La logística es sencilla: coche imprescindible, dos noches mejor que una, y conviene no apretar el horario. La gracia de la sierra es pararse a mirar, no encadenar pueblos como quien hace cola.
Arcos de la Frontera, el balcón
Empieza por Arcos, el más conocido y con razón. El casco viejo se asoma a un precipicio sobre el río Guadalete, y la plaza del Cabildo tiene uno de esos miradores que te dejan callado un rato. Las calles son tan estrechas que hay un coche oficial que ayuda a los conductores a pasar por los puntos más justos. Aparca fuera y sube andando.
Grazalema, entre montañas
Más adentro, Grazalema cambia el registro. Aquí ya es sierra de verdad, verde, con el pueblo encajado entre montañas y fama de ser uno de los lugares más lluviosos de España, lo que explica lo frondoso del paisaje.
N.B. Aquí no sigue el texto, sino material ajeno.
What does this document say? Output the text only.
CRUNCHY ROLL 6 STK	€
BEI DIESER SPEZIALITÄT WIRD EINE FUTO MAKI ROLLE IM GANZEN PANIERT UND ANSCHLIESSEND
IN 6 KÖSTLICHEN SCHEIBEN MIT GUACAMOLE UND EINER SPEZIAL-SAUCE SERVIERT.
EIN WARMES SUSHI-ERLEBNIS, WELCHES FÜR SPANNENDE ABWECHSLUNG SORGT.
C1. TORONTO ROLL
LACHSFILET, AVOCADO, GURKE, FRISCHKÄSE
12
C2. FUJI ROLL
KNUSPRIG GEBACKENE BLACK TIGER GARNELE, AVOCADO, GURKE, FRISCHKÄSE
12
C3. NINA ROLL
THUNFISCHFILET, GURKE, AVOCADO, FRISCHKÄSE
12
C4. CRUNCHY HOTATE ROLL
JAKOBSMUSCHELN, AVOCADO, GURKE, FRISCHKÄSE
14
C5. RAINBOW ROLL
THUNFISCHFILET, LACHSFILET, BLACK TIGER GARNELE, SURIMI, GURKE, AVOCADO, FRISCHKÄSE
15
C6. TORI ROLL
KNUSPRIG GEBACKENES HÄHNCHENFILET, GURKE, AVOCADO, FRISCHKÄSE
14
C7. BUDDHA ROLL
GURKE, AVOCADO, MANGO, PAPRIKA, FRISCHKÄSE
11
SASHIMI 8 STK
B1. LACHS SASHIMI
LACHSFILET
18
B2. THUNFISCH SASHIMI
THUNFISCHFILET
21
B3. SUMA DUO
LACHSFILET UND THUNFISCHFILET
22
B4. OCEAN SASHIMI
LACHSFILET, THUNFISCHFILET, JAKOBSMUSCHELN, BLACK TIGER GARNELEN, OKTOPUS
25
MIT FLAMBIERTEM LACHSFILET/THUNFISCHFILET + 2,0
Es base perfecta para caminar si te van las rutas, y el punto donde el aire empieza a oler distinto.
En la sierra de Cádiz el trayecto compite con el destino: cada curva abre una postal nueva.
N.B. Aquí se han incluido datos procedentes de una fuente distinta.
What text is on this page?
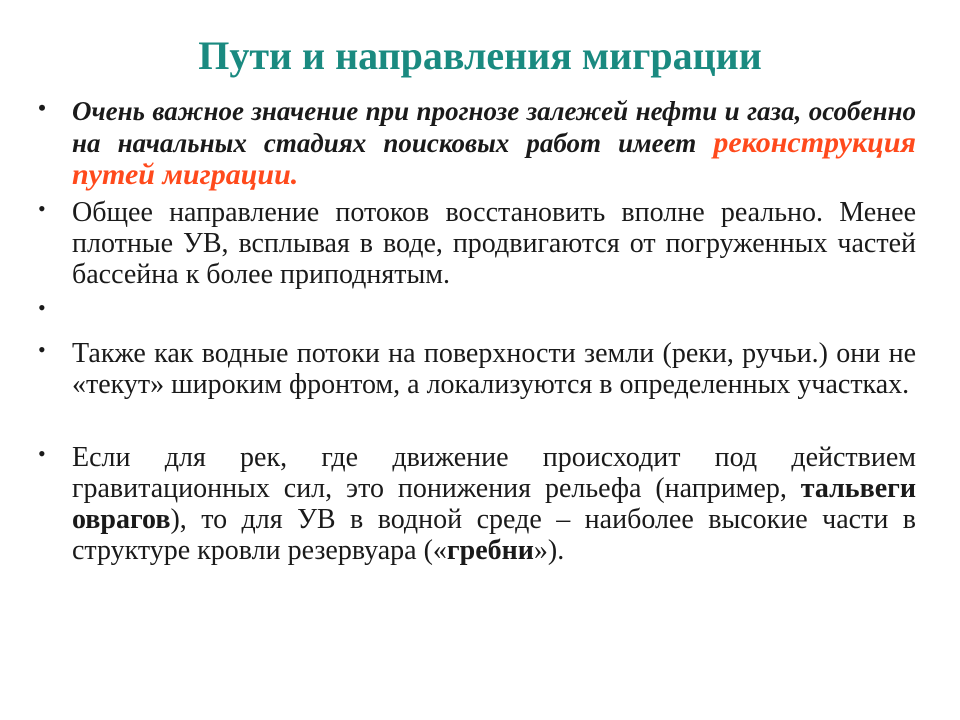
Пути и направления миграции
• Очень важное значение при прогнозе залежей нефти и газа, особенно на начальных стадиях поисковых работ имеет реконструкция путей миграции.
• Общее направление потоков восстановить вполне реально. Менее плотные УВ, всплывая в воде, продвигаются от погруженных частей бассейна к более приподнятым.
•
• Также как водные потоки на поверхности земли (реки, ручьи.) они не «текут» широким фронтом, а локализуются в определенных участках.
• Если для рек, где движение происходит под действием гравитационных сил, это понижения рельефа (например, тальвеги оврагов), то для УВ в водной среде – наиболее высокие части в структуре кровли резервуара («гребни»).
Setenil de las Bodegas, bajo la roca
Setenil es el más sorprendente. El pueblo creció literalmente debajo de un saliente de roca, de modo que muchas casas y bares tienen por techo la piedra de la montaña. Pasear por la calle Cuevas del Sol, con la roca encima y el río al lado, es una experiencia rara y fotogénica. Aparcar es un suplicio: deja el coche en lo alto y baja a pie.
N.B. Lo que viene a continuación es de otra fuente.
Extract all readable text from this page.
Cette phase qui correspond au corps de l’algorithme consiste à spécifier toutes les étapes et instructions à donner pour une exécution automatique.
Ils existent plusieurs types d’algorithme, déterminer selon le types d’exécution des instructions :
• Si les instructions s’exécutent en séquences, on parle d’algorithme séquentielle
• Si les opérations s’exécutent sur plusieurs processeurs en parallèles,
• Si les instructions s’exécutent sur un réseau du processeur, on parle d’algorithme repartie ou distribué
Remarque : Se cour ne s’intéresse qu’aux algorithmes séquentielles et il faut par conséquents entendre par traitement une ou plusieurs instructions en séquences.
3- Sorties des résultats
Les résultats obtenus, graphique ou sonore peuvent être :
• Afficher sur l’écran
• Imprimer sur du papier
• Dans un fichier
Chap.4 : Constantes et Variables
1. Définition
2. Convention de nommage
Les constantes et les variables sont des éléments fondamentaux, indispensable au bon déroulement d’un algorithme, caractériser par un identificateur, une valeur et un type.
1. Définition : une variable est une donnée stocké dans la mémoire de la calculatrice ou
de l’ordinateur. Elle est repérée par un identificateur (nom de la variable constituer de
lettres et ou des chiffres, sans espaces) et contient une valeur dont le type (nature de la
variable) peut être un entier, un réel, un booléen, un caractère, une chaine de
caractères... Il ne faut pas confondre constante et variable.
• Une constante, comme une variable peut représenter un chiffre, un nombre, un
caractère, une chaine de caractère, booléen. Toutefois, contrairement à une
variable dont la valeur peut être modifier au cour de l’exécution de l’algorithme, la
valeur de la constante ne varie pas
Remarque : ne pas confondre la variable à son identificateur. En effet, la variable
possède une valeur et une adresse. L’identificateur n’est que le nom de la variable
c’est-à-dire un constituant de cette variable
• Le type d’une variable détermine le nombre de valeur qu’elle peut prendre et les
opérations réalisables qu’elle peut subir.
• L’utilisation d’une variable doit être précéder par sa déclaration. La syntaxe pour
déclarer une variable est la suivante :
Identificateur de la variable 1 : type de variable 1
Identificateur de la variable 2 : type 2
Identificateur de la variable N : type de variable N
Vejer de la Frontera, el premio
Vejer no está en plena sierra sino más cerca de la costa, pero entra en cualquier ruta que se precie. Blanco, moruno, colgado de una loma, con un trazado de callejas que invita a perderse y plazas pequeñas donde sentarse al fresco. Aquí se come un atún de almadraba que justifica el viaje, pescado a la manera tradicional en estas costas desde hace siglos.
Medina Sidonia, para terminar
Cierra en Medina Sidonia, más tranquila y menos turística, con buenas vistas desde su parte alta y una repostería conventual de fama, los famosos alfajores y amarguillos. Es el pueblo donde recuperar el aliento antes de volver a casa, con la sensación de haber visto media provincia en dos días sin agobios.
Cómo organizarlo
Si vienes desde Sevilla o Málaga, entra por Arcos el sábado por la mañana, duerme en Grazalema o Vejer, y reparte el domingo entre Setenil y Medina. Lleva agua, calzado cómodo y la cámara cargada. Y resiste la tentación de meter dos pueblos más: la prisa es justo lo contrario de lo que ofrece este sitio.
3 comentarios
Vejer nos enamoró. Comimos atún de almadraba en una plaza diminuta y no queríamos irnos.
Ojo con aparcar en Setenil, es complicado. Dejamos el coche arriba y bajamos andando, mucho mejor.
Añado Zahara de la Sierra con su embalse turquesa. La subida al castillo merece cada escalón.